All industrial fish production ponds operate with an algae bloom (green water). The first thing to be careful of is low dissolved oxygen at night. That algae respiration which is producing CO2 is also consuming dissolved oxygen. During the day, there is more oxygen produced through photosynthesis than is consumed by respiration so the oxygen will also be very high in mid-afternoon. When the sun goes down and photosynthesis stops, the respiration continues and dissolved oxygen will begin to fall . The lowest oxygen concentration will be found about dawn.
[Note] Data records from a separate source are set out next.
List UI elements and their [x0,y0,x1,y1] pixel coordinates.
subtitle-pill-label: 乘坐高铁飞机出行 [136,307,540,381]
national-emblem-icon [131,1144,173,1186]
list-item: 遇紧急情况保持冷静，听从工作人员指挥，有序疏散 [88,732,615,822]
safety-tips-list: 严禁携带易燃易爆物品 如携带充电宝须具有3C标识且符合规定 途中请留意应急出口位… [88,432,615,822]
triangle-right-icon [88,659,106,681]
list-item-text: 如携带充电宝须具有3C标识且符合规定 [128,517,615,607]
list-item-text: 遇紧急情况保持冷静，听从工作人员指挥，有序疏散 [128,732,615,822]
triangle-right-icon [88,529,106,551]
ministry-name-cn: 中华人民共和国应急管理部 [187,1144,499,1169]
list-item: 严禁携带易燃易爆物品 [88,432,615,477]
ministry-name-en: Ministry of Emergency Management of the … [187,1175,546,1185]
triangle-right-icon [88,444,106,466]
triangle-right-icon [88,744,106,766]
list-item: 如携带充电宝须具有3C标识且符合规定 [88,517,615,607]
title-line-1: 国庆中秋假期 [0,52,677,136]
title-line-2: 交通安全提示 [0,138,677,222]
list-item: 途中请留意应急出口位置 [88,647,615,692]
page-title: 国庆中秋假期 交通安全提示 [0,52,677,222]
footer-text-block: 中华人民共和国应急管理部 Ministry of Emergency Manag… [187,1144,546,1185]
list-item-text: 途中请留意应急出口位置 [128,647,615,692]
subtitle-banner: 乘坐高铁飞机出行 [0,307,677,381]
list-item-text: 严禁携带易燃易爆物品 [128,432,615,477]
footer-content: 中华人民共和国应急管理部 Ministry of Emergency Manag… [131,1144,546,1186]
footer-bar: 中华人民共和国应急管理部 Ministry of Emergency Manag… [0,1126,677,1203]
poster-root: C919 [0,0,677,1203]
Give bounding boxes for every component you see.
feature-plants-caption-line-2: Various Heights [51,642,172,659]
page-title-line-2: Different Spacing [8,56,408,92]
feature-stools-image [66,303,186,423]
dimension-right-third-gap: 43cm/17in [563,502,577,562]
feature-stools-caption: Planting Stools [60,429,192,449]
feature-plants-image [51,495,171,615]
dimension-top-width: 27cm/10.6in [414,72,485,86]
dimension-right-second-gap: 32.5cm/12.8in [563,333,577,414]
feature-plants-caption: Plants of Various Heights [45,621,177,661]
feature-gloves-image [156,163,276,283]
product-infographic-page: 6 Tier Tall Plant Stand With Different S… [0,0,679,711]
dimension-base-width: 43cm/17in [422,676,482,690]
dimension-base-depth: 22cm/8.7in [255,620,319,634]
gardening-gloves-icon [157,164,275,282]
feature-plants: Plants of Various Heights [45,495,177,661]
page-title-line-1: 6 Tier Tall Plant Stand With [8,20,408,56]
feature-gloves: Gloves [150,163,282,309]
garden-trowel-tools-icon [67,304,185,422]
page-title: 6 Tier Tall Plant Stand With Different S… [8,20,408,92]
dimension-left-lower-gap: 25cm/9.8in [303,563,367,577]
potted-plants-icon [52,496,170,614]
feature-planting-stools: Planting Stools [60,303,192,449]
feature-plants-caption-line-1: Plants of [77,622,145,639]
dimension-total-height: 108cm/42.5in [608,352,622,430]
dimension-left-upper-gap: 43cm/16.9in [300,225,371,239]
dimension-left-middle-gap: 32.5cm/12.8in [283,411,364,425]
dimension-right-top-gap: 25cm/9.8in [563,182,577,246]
You need to be especially vigilant when the weather changes and you get heavy cloud cover after a period of bright sun. Under these conditions, algae respiration continues as normal but photosynthesis is reduced so the dissolved oxygen at dawn will be lower than usual. On occasion, the algae bloom will ''crash'' and disappear almost overnight. This is when you have to really be on your toes. The decaying algae will use even more oxygen and most of the nitrogen which was ''stored'' in the algae cells will be released back into the water as ammonia.
If you have aeration to counteract the oxygen depletion at night, then you do not normally have to worry about algae - unless its an ornamental pond where you want to see the fish. Despite the dogma you hear on koi boards, the pH swing does no harm in production ponds.
Despite the pH swing and oxygen swing, algae can add a certain amount of stability to the pond with respect to ammonia and other nitrogenous waste. The algae will respond to an increase in nitrogen by becoming denser. When nitrogen is used up, algae concentrations will slowly decline.
The only safe way to control algae is by exchanging water - and this does not work very well. If you quit feeding long enough, you can starve the algae, but you starve the fish and sacrifice growth.
Algae (green water) is the base of a food chain which is producing free food and providing magical sources of nutrition for the fish. When production is the primary goal, you try to promote a healthy level of green water - not eliminate it.
All of the above applies to suspended single cell algae which comprise green water. However, filamentous algae (string algae, hair algae, macrophytes, whatever you want to call it) behaves in much the same way. One difference is that you cannot flush filamentous algae out of the pond with water exchange, but you can remove it manually. Filamentous algae is not as good at promoting that natural food chain, but koi will directly eat many types of filamentous algae.
Always remember, what goes into the pond must eventually come back out of the pond.